O plano das concessionárias Tratornew e Tratorcase é estruturado para oferecer agilidade, qualidade e disponibilidade de serviços. Entre as principais ações estão:

  • Reforço da equipe técnica e alocação estratégica de profissionais para atendimento em campo e oficina;
  • Treinamentos contínuos sobre máquinas, sistemas eletrônicos, regulagens e diagnóstico;
  • Revisão completa da estrutura de serviços, ferramentas e veículos de apoio;
  • Formação de estoque preventivo de peças críticas, baseado em histórico regional;
  • Organização de plantões e protocolos de atendimento, priorizando rapidez e redução do tempo de máquina parada;
  • Monitoramento de indicadores de manutenção e falhas recorrentes;
  • Planejamento estratégico da operação, com mapeamento das regiões de maior demanda;
  • Integração entre serviços, peças e suporte técnico para decisões rápidas e soluções completas.

“Quanto mais estruturado o suporte, menor o impacto de imprevistos para o produtor”, reforça Robson.

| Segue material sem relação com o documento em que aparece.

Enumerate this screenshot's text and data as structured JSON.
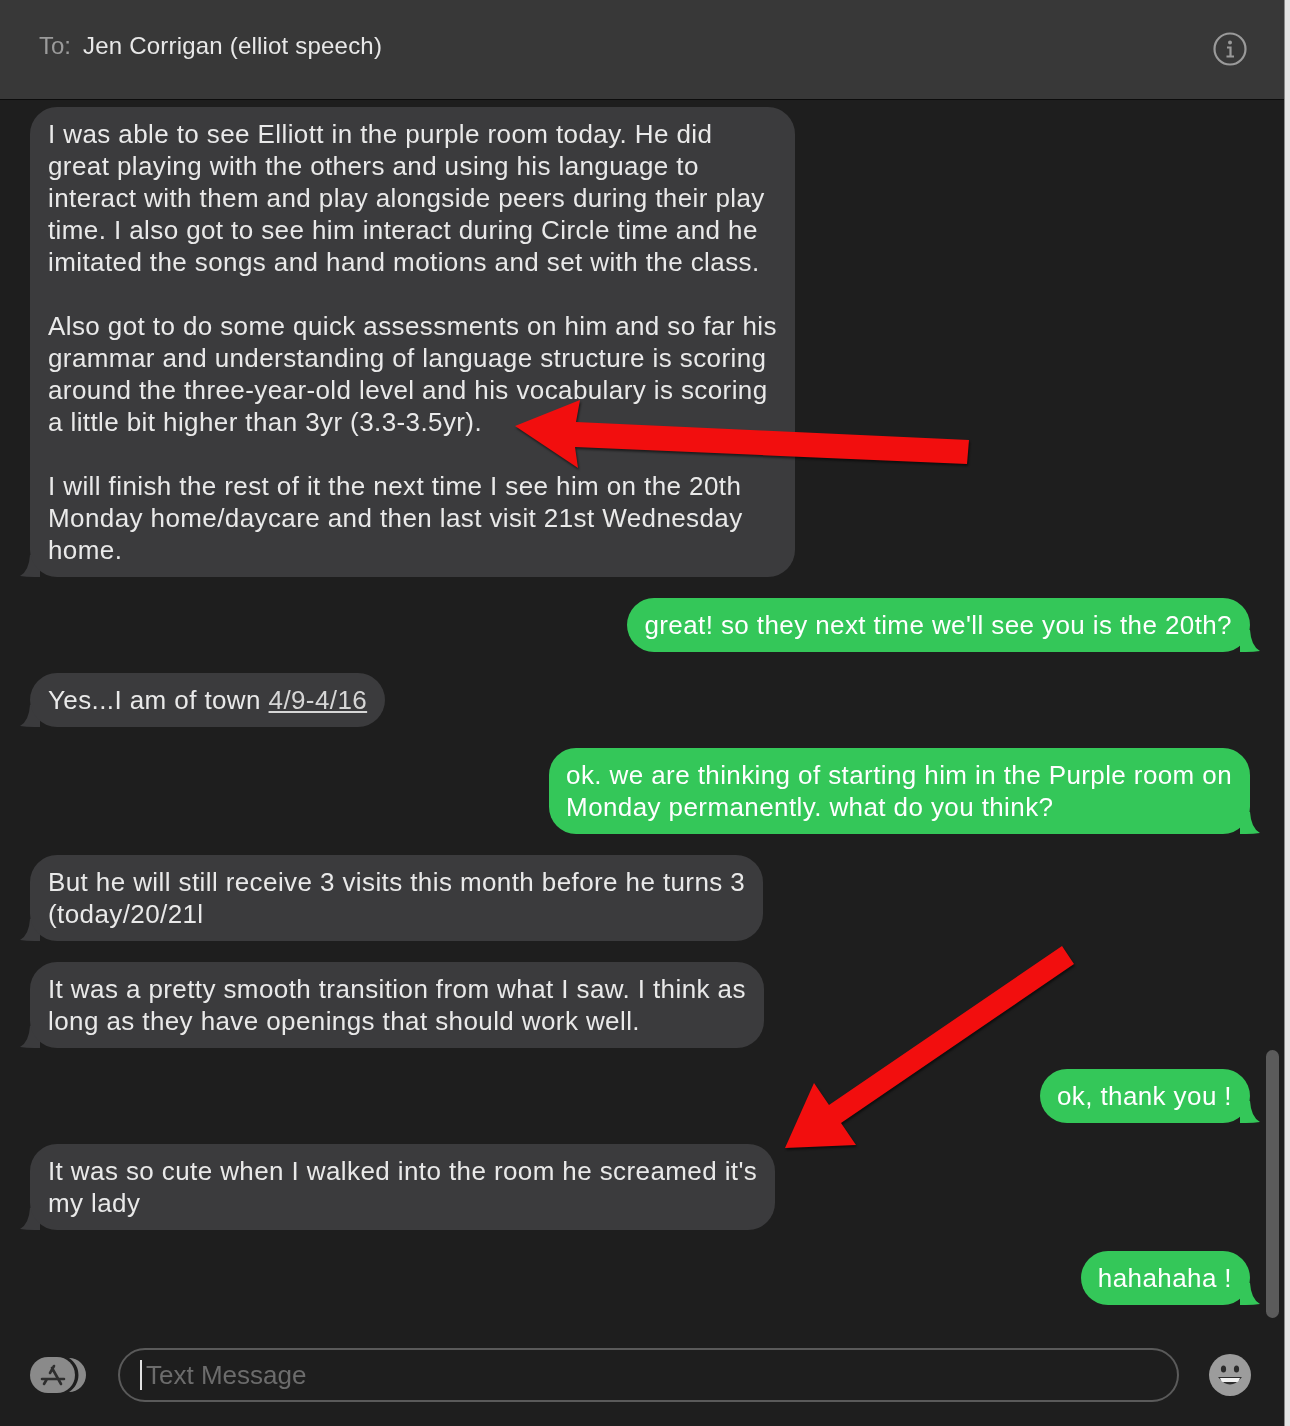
{
  "header": {
    "to_label": "To:",
    "recipient": "Jen Corrigan (elliot speech)"
  },
  "messages": [
    {
      "kind": "received",
      "paragraphs": [
        "I was able to see Elliott in the purple room today. He did\ngreat playing with the others and using his language to\ninteract with them and play alongside peers during their play\ntime. I also got to see him interact during Circle time and he\nimitated the songs and hand motions and set with the class.",
        "Also got to do some quick assessments on him and so far his\ngrammar and understanding of language structure is scoring\naround the three-year-old level and his vocabulary is scoring\na little bit higher than 3yr (3.3-3.5yr).",
        "I will finish the rest of it the next time I see him on the 20th\nMonday home/daycare and then last visit 21st Wednesday\nhome."
      ]
    },
    {
      "kind": "sent",
      "paragraphs": [
        "great! so they next time we'll see you is the 20th?"
      ]
    },
    {
      "kind": "received",
      "paragraphs": [
        "Yes...I am of town"
      ],
      "link": "4/9-4/16"
    },
    {
      "kind": "sent",
      "paragraphs": [
        "ok. we are thinking of starting him in the Purple room on\nMonday permanently. what do you think?"
      ]
    },
    {
      "kind": "received",
      "paragraphs": [
        "But he will still receive 3 visits this month before he turns 3\n(today/20/21l"
      ]
    },
    {
      "kind": "received",
      "paragraphs": [
        "It was a pretty smooth transition from what I saw. I think as\nlong as they have openings that should work well."
      ]
    },
    {
      "kind": "sent",
      "paragraphs": [
        "ok, thank you !"
      ]
    },
    {
      "kind": "received",
      "paragraphs": [
        "It was so cute when I walked into the room he screamed it's\nmy lady"
      ]
    },
    {
      "kind": "sent",
      "paragraphs": [
        "hahahaha !"
      ]
    }
  ],
  "annotations": [
    {
      "kind": "arrow"
    },
    {
      "kind": "arrow"
    }
  ],
  "compose": {
    "placeholder": "Text Message"
  }
}
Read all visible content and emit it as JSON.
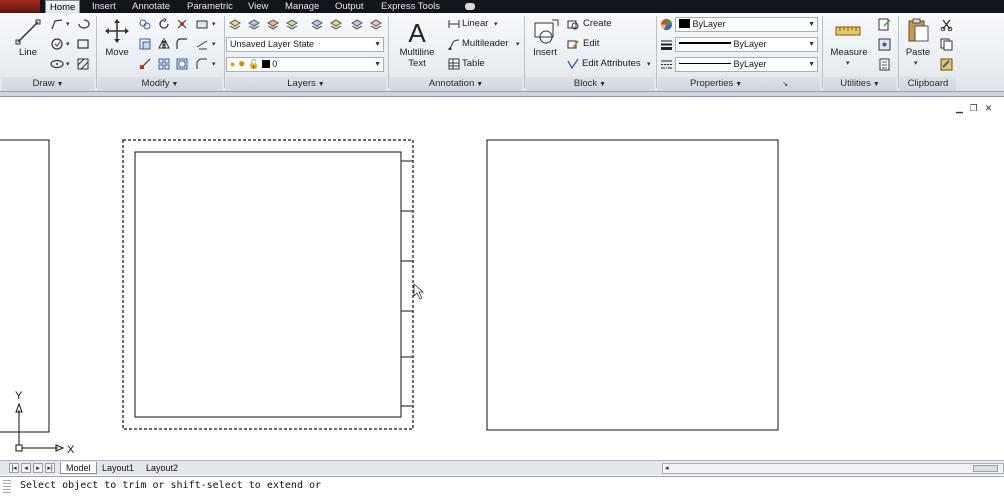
{
  "tabs": [
    "Home",
    "Insert",
    "Annotate",
    "Parametric",
    "View",
    "Manage",
    "Output",
    "Express Tools"
  ],
  "ribbon": {
    "groups": [
      "Draw",
      "Modify",
      "Layers",
      "Annotation",
      "Block",
      "Properties",
      "Utilities",
      "Clipboard"
    ],
    "draw": {
      "line_label": "Line"
    },
    "modify": {
      "move_label": "Move"
    },
    "layers": {
      "layer_state": "Unsaved Layer State",
      "current_layer": "0"
    },
    "annotation": {
      "text_label_1": "Multiline",
      "text_label_2": "Text",
      "linear_label": "Linear",
      "multileader_label": "Multileader",
      "table_label": "Table"
    },
    "block": {
      "insert_label": "Insert",
      "create_label": "Create",
      "edit_label": "Edit",
      "edit_attributes_label": "Edit Attributes"
    },
    "properties": {
      "color": "ByLayer",
      "linetype": "ByLayer",
      "lineweight": "ByLayer"
    },
    "utilities": {
      "measure_label": "Measure"
    },
    "clipboard": {
      "paste_label": "Paste"
    }
  },
  "ucs": {
    "x_label": "X",
    "y_label": "Y"
  },
  "layout_tabs": [
    "Model",
    "Layout1",
    "Layout2"
  ],
  "command_line": "Select object to trim or shift-select to extend or",
  "colors": {
    "tab_bar": "#12151c",
    "app_button": "#a52a1f",
    "ribbon_bg": "#e9edf2",
    "canvas_bg": "#ffffff"
  }
}
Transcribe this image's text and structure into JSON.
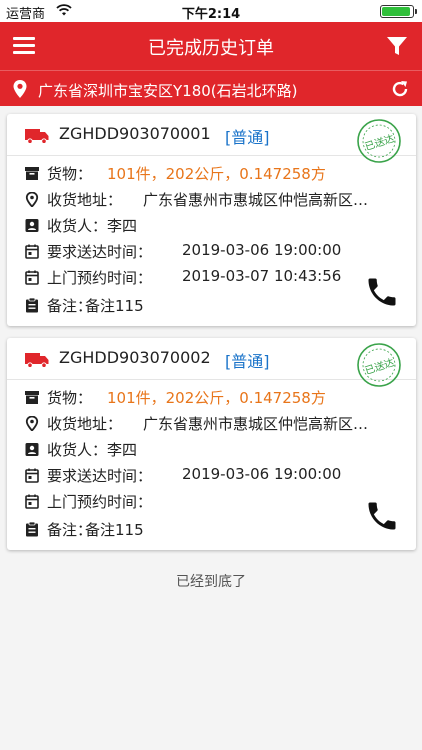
{
  "status_bar": {
    "carrier": "运营商",
    "time": "下午2:14",
    "battery_color": "#2fbf3a"
  },
  "nav": {
    "title": "已完成历史订单",
    "bg_color": "#e0262b"
  },
  "location": {
    "address": "广东省深圳市宝安区Y180(石岩北环路)"
  },
  "orders": [
    {
      "order_no": "ZGHDD903070001",
      "level": "[普通]",
      "stamp_text": "已送达",
      "goods_label": "货物：",
      "goods_value": "101件，202公斤，0.147258方",
      "address_label": "收货地址：",
      "address_value": "广东省惠州市惠城区仲恺高新区…",
      "receiver_label": "收货人：",
      "receiver_value": "李四",
      "deadline_label": "要求送达时间：",
      "deadline_value": "2019-03-06 19:00:00",
      "visit_label": "上门预约时间：",
      "visit_value": "2019-03-07 10:43:56",
      "note_label": "备注：",
      "note_value": "备注115"
    },
    {
      "order_no": "ZGHDD903070002",
      "level": "[普通]",
      "stamp_text": "已送达",
      "goods_label": "货物：",
      "goods_value": "101件，202公斤，0.147258方",
      "address_label": "收货地址：",
      "address_value": "广东省惠州市惠城区仲恺高新区…",
      "receiver_label": "收货人：",
      "receiver_value": "李四",
      "deadline_label": "要求送达时间：",
      "deadline_value": "2019-03-06 19:00:00",
      "visit_label": "上门预约时间：",
      "visit_value": "",
      "note_label": "备注：",
      "note_value": "备注115"
    }
  ],
  "footer": {
    "end_text": "已经到底了"
  },
  "colors": {
    "accent": "#e0262b",
    "goods_value": "#e8751a",
    "level": "#1a73c9",
    "stamp": "#3aa34a"
  }
}
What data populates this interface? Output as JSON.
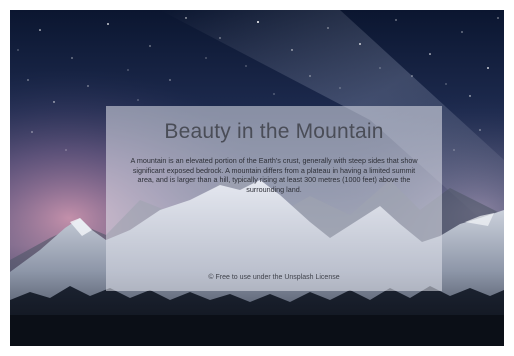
{
  "hero": {
    "title": "Beauty in the Mountain",
    "description": "A mountain is an elevated portion of the Earth's crust, generally with steep sides that show significant exposed bedrock. A mountain differs from a plateau in having a limited summit area, and is larger than a hill, typically rising at least 300 metres (1000 feet) above the surrounding land.",
    "credit": "© Free to use under the Unsplash License"
  },
  "colors": {
    "sky_top": "#0b1630",
    "sky_glow": "#c77a9a",
    "card_overlay": "#e1e4ec"
  }
}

Responsabilidade do produtor na preparação das máquinas

O produtor também precisa se antecipar para garantir que a colheita comece sem falhas. Entre as recomendações estão:

  • Realizar revisões preventivas completas conforme o manual do fabricante;
  • Verificar sistemas críticos, como motor, transmissão, arrefecimento, combustível, hidráulico e elétrico;
  • Avaliar componentes de desgaste, incluindo correias, rolamentos, filtros, mangueiras, sensores e elementos de corte;
  • Atualizar manutenções pendentes para evitar intervenções corretivas durante a colheita;
  • Ajustar máquinas de acordo com a lavoura e tipo de cultura;
  • Treinar operadores para uso correto da máquina e identificação precoce de falhas;
  • Manter comunicação constante com a concessionária sobre qualquer comportamento fora do padrão;
  • Planejar a colheita em conjunto, alinhando manutenção, peças e suporte técnico.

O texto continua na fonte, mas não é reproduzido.